Much to no one’s surprise, the Federal Open Market Committee (FOMC) left the federal funds rate unchanged today in a target range of 1.5% - 1.75%; while signaling it would keep rates at their current level through 2020. The key statement: “The committee judges that the current stance of monetary policy is appropriate to support sustained expansion of economic activity, strong labor market conditions, and inflation near the committee’s symmetric 2% objective.”
It was the first unanimous vote since last May, with the FOMC’s statement noting it would continue to monitor economic data, “including global developments and muted inflation pressures.” The only possibly-perceived hawkish element to the statement was the removal of an earlier reference to “uncertainties” regarding the economic outlook.

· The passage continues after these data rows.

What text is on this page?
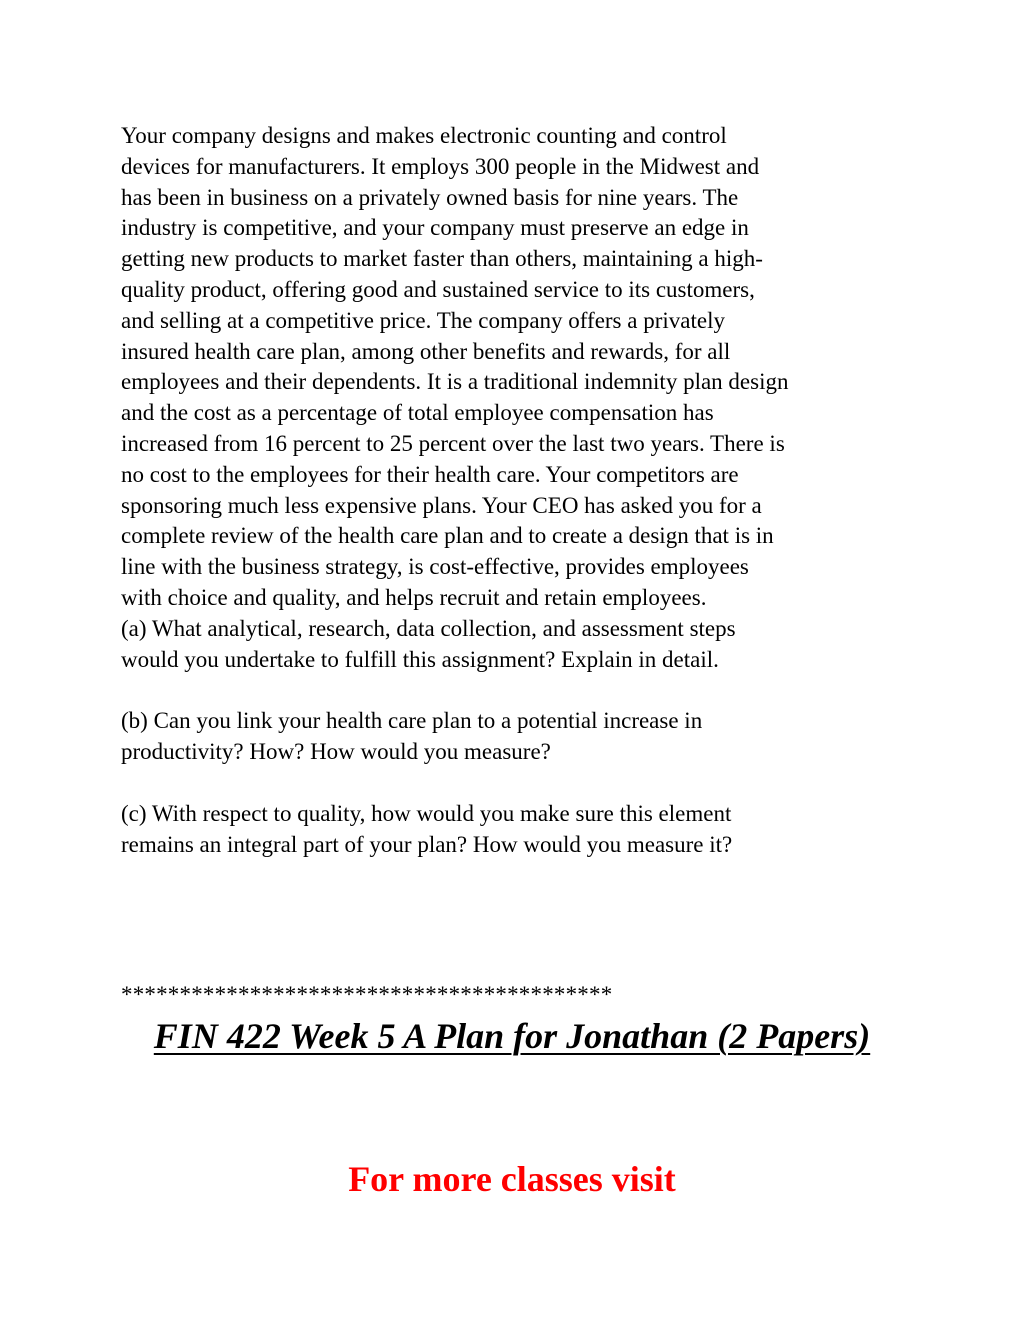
Your company designs and makes electronic counting and control
devices for manufacturers. It employs 300 people in the Midwest and
has been in business on a privately owned basis for nine years. The
industry is competitive, and your company must preserve an edge in
getting new products to market faster than others, maintaining a high-
quality product, offering good and sustained service to its customers,
and selling at a competitive price. The company offers a privately
insured health care plan, among other benefits and rewards, for all
employees and their dependents. It is a traditional indemnity plan design
and the cost as a percentage of total employee compensation has
increased from 16 percent to 25 percent over the last two years. There is
no cost to the employees for their health care. Your competitors are
sponsoring much less expensive plans. Your CEO has asked you for a
complete review of the health care plan and to create a design that is in
line with the business strategy, is cost-effective, provides employees
with choice and quality, and helps recruit and retain employees.
(a) What analytical, research, data collection, and assessment steps
would you undertake to fulfill this assignment? Explain in detail.

(b) Can you link your health care plan to a potential increase in
productivity? How? How would you measure?

(c) With respect to quality, how would you make sure this element
remains an integral part of your plan? How would you measure it?

******************************************
FIN 422 Week 5 A Plan for Jonathan (2 Papers)
For more classes visit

The FOMC also released new quarterly forecasts, as follows:
- The median estimate for the fed funds rate is 1.6% at the end of 2019 and 2020, 1.9% in 2021 and 2.1% in 2022 (all are down from the September forecast).
- Thirteen officials expect rates to stay on hold next year; while four see a hike as appropriate.
- The unemployment rate is expected to be 3.5% by late 2020, the same as it is now; with the long-run unemployment rate seen at 4.1%, down from 4.2% in the September forecast.
- Economic growth is expected to be 2% in 2020 and 1.9% in 2021; both unchanged from the September forecast.
- The core personal consumption expenditures (PCE) measure of inflation is expected to be 1.6% in 2019 (down from the September forecast), 1.9% in 2020 and hit 2% by 2021 (both unchanged from the September forecast).
In the press conference immediately following the release of the FOMC statement, the highlights included:
Fed Chair Jerome Powell said that significant and persistent upward pressure in inflation would be needed before the committee would consider a rate hike.
- Powell expects the labor market to remain strong, but weak global growth and trade uncertainties are weighing on manufacturing.
- He believes the removal of China trade policy uncertainty would benefit the U.S. economy.
- Powell said that year-end pressure on money markets “appears manageable” but that the Fed will adjust the details of repurchase operations as appropriate.
Equities rallied in the immediate aftermath of the announcement; while the 10-year Treasury yield fell. In terms of expected short-term equity market momentum, since 1994 (according to Bespoke Investment Group) when there was no change in rates, the S&P 500 historically performed fairly well in the ensuing month with an average gain of +0.88%. That compares to an average decline of -0.48% following a hike in rates, and a decline of -1.08% in the month following rate cuts. That may ring odd to readers; but in essence, when the FOMC isn’t moving in either direction, it’s likely because the economy is in decent shape, without signs of over- or under-heating.